Siły Powietrzne Stanów Zjednoczonych zawarły Memorandum of Understanding lub MOU z National Reconnaissance Office (NRO) i NASA, aby przyciągnąć więcej graczy na arenę pojazdów startowych. Air Force ogłosiło plany certyfikacji rakiet komercyjnych, aby mogły konkurować o przyszłe kontrakty z udziałem Evolved Expendable Launch Vehicle lub EELV. Oznacza to, że Technologie Eksploracji Kosmicznej (SpaceX) mogą konkurować o nadchodzące kontrakty wojskowe.
„Ta strategia zapewni nam możliwość konkurowania na największym rynku startowym na świecie”, powiedziała Kirstin Brost Grantham, rzeczniczka SpaceX. „Są tacy, którzy są przeciwni rywalizacji o wyrzutnie kosmiczne, wolą ochronę status quo. Ale SpaceX pokazał, że nie można już ignorować korzyści, jakie może przynieść konkurencja. ”
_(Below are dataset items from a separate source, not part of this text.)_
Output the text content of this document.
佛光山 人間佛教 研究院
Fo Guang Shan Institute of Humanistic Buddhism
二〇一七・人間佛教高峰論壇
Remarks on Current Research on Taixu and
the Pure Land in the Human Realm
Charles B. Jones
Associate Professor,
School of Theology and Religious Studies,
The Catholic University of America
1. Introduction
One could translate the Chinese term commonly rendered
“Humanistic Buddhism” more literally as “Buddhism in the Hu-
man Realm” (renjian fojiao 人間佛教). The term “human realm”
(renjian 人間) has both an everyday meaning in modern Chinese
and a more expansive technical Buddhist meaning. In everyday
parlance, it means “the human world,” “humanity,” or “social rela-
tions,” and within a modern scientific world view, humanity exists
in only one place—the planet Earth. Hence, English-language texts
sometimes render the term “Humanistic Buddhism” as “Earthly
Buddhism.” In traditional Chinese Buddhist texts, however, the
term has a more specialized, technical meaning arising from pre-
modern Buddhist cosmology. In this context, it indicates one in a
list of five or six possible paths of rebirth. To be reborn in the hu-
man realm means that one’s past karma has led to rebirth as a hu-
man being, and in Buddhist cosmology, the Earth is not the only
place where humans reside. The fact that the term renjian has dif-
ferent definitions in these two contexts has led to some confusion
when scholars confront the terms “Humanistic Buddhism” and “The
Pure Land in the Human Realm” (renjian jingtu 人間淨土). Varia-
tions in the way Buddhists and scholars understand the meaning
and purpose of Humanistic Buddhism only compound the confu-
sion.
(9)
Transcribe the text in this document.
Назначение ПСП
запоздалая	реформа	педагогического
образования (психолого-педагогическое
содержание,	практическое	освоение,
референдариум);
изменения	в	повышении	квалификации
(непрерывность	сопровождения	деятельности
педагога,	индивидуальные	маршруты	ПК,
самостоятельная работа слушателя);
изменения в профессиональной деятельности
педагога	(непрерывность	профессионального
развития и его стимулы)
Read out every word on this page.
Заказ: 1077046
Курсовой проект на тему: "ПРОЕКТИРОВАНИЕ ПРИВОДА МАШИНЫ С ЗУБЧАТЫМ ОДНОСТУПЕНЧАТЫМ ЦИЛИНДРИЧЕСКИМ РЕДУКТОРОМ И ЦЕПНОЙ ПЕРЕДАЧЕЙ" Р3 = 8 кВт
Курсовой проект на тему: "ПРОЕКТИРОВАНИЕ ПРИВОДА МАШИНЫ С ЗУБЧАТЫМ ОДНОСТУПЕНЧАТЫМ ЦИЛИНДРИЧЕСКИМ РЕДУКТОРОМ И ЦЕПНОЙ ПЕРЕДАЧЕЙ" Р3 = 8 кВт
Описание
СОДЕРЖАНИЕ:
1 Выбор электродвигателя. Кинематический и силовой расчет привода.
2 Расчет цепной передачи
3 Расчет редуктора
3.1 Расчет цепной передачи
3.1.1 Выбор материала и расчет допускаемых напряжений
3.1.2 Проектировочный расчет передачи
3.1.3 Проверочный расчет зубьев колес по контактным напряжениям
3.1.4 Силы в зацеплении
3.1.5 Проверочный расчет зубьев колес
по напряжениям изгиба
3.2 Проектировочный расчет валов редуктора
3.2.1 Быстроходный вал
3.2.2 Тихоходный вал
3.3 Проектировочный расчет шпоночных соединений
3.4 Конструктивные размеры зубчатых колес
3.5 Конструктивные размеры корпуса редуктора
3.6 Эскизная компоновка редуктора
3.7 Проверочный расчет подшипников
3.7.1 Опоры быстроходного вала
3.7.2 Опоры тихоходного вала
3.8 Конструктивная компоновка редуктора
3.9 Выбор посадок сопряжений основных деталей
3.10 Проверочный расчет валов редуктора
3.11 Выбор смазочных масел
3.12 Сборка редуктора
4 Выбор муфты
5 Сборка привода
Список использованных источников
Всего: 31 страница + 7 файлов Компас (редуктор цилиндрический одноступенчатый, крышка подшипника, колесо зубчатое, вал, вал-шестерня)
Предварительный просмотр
Pod względem liczby zakupionych pojazdów startowych - Siły Powietrzne Stanów Zjednoczonych są największym klientem na świecie - a podatnicy z USA wybierają tę kartę. Dlatego uznano, że w najlepszym interesie sił powietrznych leży znalezienie sposobu na zmniejszenie tych kosztów. Wymagania amerykańskich sił powietrznych są obecnie obsługiwane przez United Launch Alliance (ULA) w formie zasadniczo monopolu (lub duopolu, biorąc pod uwagę, że ULA jest organizacją zbiorową - złożoną zarówno z Boeinga, jak i Lockheeda Martina).
„SpaceX z zadowoleniem przyjmuje możliwość konkurowania o premiery Air Force. Przeglądamy MOU i spodziewamy się, że lepiej zrozumiemy nasze zadanie po opublikowaniu szczegółowych wymagań w nadchodzących tygodniach ”- powiedział Adam Harris, wiceprezes ds. Rządowych SpaceX.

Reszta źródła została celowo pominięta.